15) Click on the Alexa Skills Kit trigger and scroll down. Then, go back to you Alexa Developer Console and go to the Endpoint option in the left navigation bar.

Endpoint option

16) Copy the Skill ID, paste it in your Lambda function and click the Add button.

Copy the Skill ID

17) Scroll up and Save your Lambda function.

18) Copy your Lambda function's ARN.

Copy your Lambda function's ARN

Paste it in the endpoint section of the Alexa Developer Console.

Paste it in the endpoint section

19) Save the Alexa Skill endpoint by clicking the Save Endpoints button on the top left of the page.

Save the Alexa Skill endpoint

20) Create a new folder anywhere on your computer and open it in VS Code.

21) In VS Code open a new terminal by going to Terminal->New Terminal.

22) In the new terminal, clone my repository with the following:

git clone https://github.com/AustinMathuw/WhatsThatSong.git

23) Once cloned, navigate to the following file:

lambda/custom/config/settings.js

This file stores our settings and key information for the skill.

24) On line 23, make sure the value of APL_ENABLED is set to true.

25) On line 25, add your S3_KEYID and S3_SECRET you made note of in Part 2. Then, change S3_BUCKET to the bucket you created earlier.

26) Save the settings.js file, go back to your terminal and type:

cd WhatsThatSong/lambda/custom/
npm install

NOTE: You need to install Node.JS for npm to work.

27) In a file explorer, navigate to your project directory and go to lambda/custom.

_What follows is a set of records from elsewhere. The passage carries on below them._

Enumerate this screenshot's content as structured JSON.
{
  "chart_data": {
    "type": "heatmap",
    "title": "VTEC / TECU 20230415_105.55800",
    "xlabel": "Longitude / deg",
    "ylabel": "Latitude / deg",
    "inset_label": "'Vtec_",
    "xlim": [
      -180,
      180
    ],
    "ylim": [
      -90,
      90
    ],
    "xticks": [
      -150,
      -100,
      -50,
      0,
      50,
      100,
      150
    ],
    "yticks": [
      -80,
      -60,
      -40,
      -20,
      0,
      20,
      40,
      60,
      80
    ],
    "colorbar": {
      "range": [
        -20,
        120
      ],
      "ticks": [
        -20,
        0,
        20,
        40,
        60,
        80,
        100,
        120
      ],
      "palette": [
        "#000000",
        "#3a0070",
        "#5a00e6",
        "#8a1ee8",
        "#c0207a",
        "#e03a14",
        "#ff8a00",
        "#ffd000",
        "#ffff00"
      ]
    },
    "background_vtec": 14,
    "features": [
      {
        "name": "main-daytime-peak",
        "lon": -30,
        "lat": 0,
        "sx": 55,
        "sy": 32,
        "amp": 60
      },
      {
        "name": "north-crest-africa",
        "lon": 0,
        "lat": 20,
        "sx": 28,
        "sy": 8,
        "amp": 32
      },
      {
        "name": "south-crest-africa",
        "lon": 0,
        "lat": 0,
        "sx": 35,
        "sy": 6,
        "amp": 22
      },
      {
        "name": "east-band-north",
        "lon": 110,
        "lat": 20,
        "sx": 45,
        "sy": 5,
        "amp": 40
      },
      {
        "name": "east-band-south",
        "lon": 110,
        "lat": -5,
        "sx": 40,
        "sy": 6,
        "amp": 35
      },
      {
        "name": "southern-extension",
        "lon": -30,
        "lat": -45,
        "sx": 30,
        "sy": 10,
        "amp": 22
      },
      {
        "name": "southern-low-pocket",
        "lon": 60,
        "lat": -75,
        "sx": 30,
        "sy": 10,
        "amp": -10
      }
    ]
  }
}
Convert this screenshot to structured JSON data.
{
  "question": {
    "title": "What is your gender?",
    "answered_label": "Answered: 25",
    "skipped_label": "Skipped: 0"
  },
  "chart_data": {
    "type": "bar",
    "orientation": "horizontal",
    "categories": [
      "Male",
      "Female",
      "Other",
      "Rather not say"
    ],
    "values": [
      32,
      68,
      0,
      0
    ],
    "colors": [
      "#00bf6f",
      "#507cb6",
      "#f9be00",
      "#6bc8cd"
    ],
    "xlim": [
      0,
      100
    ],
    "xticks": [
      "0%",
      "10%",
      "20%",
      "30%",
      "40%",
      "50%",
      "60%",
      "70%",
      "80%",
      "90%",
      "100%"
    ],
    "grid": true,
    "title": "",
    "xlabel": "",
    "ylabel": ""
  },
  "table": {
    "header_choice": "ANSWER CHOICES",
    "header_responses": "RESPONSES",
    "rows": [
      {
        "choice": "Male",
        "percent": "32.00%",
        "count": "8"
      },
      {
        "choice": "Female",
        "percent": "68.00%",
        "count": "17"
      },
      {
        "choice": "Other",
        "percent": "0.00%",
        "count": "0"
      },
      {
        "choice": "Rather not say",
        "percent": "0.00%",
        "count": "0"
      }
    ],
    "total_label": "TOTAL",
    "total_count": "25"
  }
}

Highlight everything and send it all to a .zip folder.

Zip up skill

NOTE: If you want to edit the code in Lambda, you will need to delete the aws-sdk folder under the node_modules folder.

28) In your Lambda Developer Console, click on the name of your function.

Click on the name of your skill

29) Scroll to the Function Code section.

Function Code

30) Click Upload and find your .zip folder.

Find your zip folder

31) Click save in the upper right of the page.

Click save

32) Go back into the Alexa Developer Console and select the ACCOUNT LINKING option in the left navigation.

ACCOUNT LINKING

33) Fill the page like the following images:

1

2

NOTE: The Client ID and Client Secret are those you made note of when setting up Spotify.

34) Click the Save button at the top right of the page, then click CUSTOM in the left navigation bar.

35) Click back on the JSON Editor option, then Save and Build the skill once more.

After you see the notifications, with no errors, you are all done and ready to test the skill!

Part 4: Testing

Wow! I'm glad you are still around! It's time for testing!

1) In your browser, navigate to the Alexa Skills Store.

2) In the top right of the page, click the Your Skills button.

Your Skills

3) Click the DEV SKILLS option in the top navigation bar.

DEV SKILLS

4) In the top right of the page, click the Settings button.

Settings button

5) Click the Link Account link.

Blue link on the right side of the page

6) Log into Spotify.

Log into Spotify

7) Confirm that it is you.

Confirm that it is you

8) Close the window as prompted.

Close the window as prompted

9) After the successful account linking flow, go back to your skill in the Alexa Developer Console.

10) Then go to the Test tab in the top navigation bar. Make sure testing is enabled and try launching your skill with "Alexa, open song trivia"

Test tab

Additional Information

My project is not endorsed, or sponsored, by Spotify AB.

You can get the code from my GitHub.